When blood pressure increases, the baroreceptors are stretched more tightly and initiate action potentials at a higher rate. At lower blood pressures, the degree of stretch is lower and the rate of firing is slower. When the cardiovascular center in the medulla oblongata receives this input, it triggers a reflex that maintains homeostasis

ENDOCRINE REGULATION

Endocrine control over the cardiovascular system involves the catecholamines, epinephrine and norepinephrine, as well as several hormones that interact with the kidneys in the regulation of blood volume.

EPINEPHRINE AND NOREPINEPHRINE

The catecholamines epinephrine and norepinephrine are released by the adrenal medulla, and enhance and extend the body’s sympathetic or “fight-or-flight” response. They increase heart rate and force of contraction, while temporarily constricting blood vessels to organs not essential for flight-or-fight responses and redirecting blood flow to the liver, muscles, and heart.

ANTIDIURETIC HORMONE

Antidiuretic hormone (ADH), also known as vasopressin, is secreted by the cells in the hypothalamus and transported via the hypothalamic-hypophyseal tracts to the posterior pituitary where it is stored until released upon nervous stimulation. The primary trigger prompting the hypothalamus to release ADH is increasing osmolarity of tissue fluid, usually in response to significant loss of blood volume. ADH signals its target cells in the kidneys to reabsorb more water, thus preventing the loss of additional fluid in the urine. This will increase overall fluid levels and help restore blood volume and pressure. In addition, ADH constricts peripheral vessels.

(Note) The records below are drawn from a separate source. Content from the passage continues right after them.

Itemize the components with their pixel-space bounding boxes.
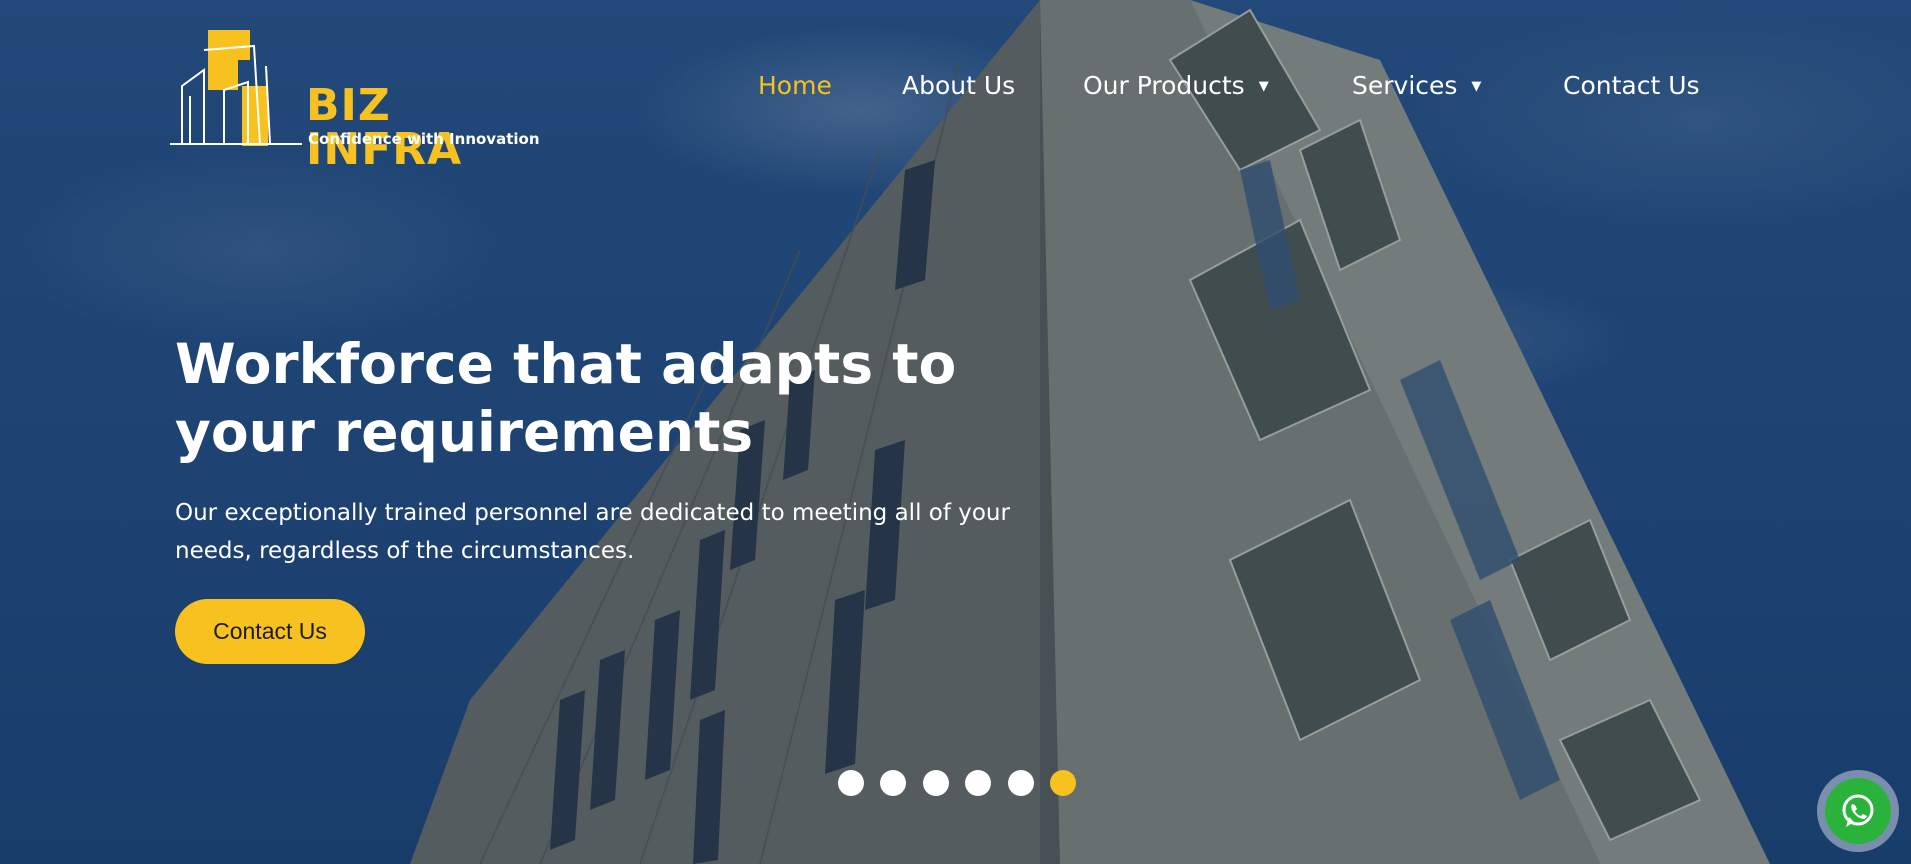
nav-item-about-us[interactable]: About Us (902, 70, 1015, 102)
main-nav: Home About Us Our Products ▼ Services ▼ Co… (0, 70, 1911, 110)
nav-item-home[interactable]: Home (758, 70, 832, 102)
chevron-down-icon: ▼ (1471, 79, 1482, 94)
chevron-down-icon: ▼ (1258, 79, 1269, 94)
nav-item-label: Our Products (1083, 71, 1245, 100)
nav-item-label: Contact Us (1563, 71, 1700, 100)
hero-headline-line-1: Workforce that adapts to (175, 332, 957, 396)
hero-subtext-line-2: needs, regardless of the circumstances. (175, 538, 635, 564)
hero-headline: Workforce that adapts to your requiremen… (175, 330, 1075, 466)
nav-item-label: Services (1352, 71, 1458, 100)
hero-subtext: Our exceptionally trained personnel are … (175, 494, 1035, 570)
slider-dot-6[interactable] (1050, 770, 1076, 796)
slider-dot-1[interactable] (838, 770, 864, 796)
whatsapp-icon (1842, 794, 1874, 827)
nav-item-services[interactable]: Services ▼ (1352, 70, 1481, 103)
slider-dot-3[interactable] (923, 770, 949, 796)
slider-dot-2[interactable] (880, 770, 906, 796)
hero-headline-line-2: your requirements (175, 400, 754, 464)
hero-subtext-line-1: Our exceptionally trained personnel are … (175, 500, 1010, 526)
nav-item-our-products[interactable]: Our Products ▼ (1083, 70, 1269, 103)
brand-tagline: Confidence with Innovation (308, 130, 540, 148)
nav-item-label: About Us (902, 71, 1016, 100)
contact-us-button[interactable]: Contact Us (175, 599, 365, 664)
whatsapp-button[interactable] (1817, 770, 1899, 852)
nav-item-label: Home (758, 71, 832, 100)
nav-item-contact-us[interactable]: Contact Us (1563, 70, 1700, 102)
slider-dot-4[interactable] (965, 770, 991, 796)
whatsapp-button-circle (1825, 778, 1891, 844)
slider-dot-5[interactable] (1008, 770, 1034, 796)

RENIN-ANGIOTENSIN-ALDOSTERONE MECHANISM

The renin-angiotensin-aldosterone mechanism has a major effect upon the cardiovascular system. Renin is an enzyme, although because of its importance in the renin-angiotensin-aldosterone pathway, some sources identify it as a hormone. Specialized cells in the kidneys found in the juxtaglomerular apparatus respond to decreased blood flow by secreting renin into the blood. Renin converts the plasma protein angiotensinogen, which is produced by the liver, into its active form—angiotensin I. Angiotensin I circulates in the blood and is then converted into angiotensin II in the lungs. This reaction is catalyzed by the enzyme angiotensin-converting enzyme (ACE).

Angiotensin II is a powerful vasoconstrictor, greatly increasing blood pressure. It also stimulates the release of ADH and aldosterone, a hormone produced by the adrenal cortex. Aldosterone increases the reabsorption of sodium into the blood by the kidneys. Since water follows sodium, this increases the reabsorption of water. This in turn increases blood volume, raising blood pressure. Angiotensin II also stimulates the thirst center in the hypothalamus, so an individual will likely consume more fluids, again increasing blood volume and pressure.